A long December? The next PJM auction
PJM’s next power market auction is scheduled for December, a quick turnaround forced by the aforementioned capacity accreditation rules changes. Will prices be even higher come Christmastime?
“There’s probably some smart Warren Buffett quote about paying attention to long-term trends,” jokes Voltus’s Plante. “Last year, we were at our all-time lows there, there’s nowhere to go but up. This year, we’re at our all-time highs. I don’t expect to set an all-time high in December. I also don’t expect to go back to the all-time lows, as there’s not enough time between the auction that just cleared and December 2024 to really change the fundamentals.”
“This is supply and demand,” he continued. “We are in a load growth environment for the first time in a while. The interconnection queue is real, and the retirement of coal plants is real. The fundamentals have changed.”

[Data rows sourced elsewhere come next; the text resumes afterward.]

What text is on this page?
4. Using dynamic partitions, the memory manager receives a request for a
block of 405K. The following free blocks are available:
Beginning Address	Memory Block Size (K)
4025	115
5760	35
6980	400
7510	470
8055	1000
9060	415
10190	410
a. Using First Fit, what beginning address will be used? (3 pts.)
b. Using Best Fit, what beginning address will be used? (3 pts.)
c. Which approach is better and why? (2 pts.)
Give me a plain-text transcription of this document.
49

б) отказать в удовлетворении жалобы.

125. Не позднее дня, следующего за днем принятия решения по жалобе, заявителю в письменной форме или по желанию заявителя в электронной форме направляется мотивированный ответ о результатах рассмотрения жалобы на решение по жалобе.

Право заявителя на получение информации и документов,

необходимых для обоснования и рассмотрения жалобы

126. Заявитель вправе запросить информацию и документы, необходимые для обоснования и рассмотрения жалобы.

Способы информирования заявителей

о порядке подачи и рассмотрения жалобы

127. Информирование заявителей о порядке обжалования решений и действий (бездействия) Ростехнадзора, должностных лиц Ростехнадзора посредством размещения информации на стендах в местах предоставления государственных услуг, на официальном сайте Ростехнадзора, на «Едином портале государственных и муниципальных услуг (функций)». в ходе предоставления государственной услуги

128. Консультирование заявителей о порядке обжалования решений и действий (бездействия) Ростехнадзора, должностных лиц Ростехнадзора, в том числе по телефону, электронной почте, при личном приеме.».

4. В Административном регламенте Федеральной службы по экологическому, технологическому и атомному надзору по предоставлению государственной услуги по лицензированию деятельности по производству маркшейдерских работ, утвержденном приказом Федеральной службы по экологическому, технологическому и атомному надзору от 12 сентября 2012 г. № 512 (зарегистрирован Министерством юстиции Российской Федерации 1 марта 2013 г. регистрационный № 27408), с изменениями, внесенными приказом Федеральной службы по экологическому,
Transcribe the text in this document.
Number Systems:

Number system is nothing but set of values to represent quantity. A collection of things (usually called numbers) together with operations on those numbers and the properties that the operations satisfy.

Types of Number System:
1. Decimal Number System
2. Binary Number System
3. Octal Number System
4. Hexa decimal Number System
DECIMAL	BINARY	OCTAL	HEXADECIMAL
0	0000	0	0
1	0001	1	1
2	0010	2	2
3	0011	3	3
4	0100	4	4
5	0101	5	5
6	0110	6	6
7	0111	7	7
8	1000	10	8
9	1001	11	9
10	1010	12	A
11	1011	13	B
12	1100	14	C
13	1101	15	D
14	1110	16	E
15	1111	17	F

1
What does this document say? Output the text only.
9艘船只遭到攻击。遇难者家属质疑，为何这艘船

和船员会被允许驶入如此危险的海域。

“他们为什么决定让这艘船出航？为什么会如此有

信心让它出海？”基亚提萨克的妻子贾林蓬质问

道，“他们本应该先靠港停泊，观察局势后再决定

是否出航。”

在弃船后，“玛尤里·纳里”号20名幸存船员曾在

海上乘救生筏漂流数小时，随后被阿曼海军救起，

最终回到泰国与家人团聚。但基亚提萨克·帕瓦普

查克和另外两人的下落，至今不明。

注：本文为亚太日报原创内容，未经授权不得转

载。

In his testimony at the FERC workshop, PJM’s Bielak seemed to indicate there wouldn’t be another surprise at the end of the year.
“The resource adequacy issues we may potentially be seeing in future years (are) already being reflected in our market prices and our market signals,” he said.
When Plante peers into his crystal ball, he sees prices in PJM territory around 80% of what they settled on in July.
“Setting up markets for DER aggregation is not without its challenges, and PJM’s approach hasn’t always produced their desired outcomes,” admits Plante. “So we have a lot of work to do with regulators to help them understand how they can structure things to drive the outcome they want- which is affordable, reliable electricity for everybody.”
Sunrun and its bevy of dispatchable behind-the-meter batteries will be standing by.
“We’re ready to work with utilities to dispatch that when needed, and make sure the customers get compensated for that as well,” confirms Heart. She sees DER aggregation as a logical way to smooth out PJM’s pricing problems but recognizes they’re only a piece of the whole picture.
“There is not a silver bullet solution,” she opines. “We cannot say, oh, we need more transmission lines. Oh, we need to build more generation, and then we’ve got it. What do you do in the next 10 years as you’re trying to figure out transmission? What do you do in the next five years? What do you do in the next season? That’s where we are really well suited to not only fill the gap with the increasing demand, but also fill the gap at specific times, at peak load times, when the grid needs it the most.”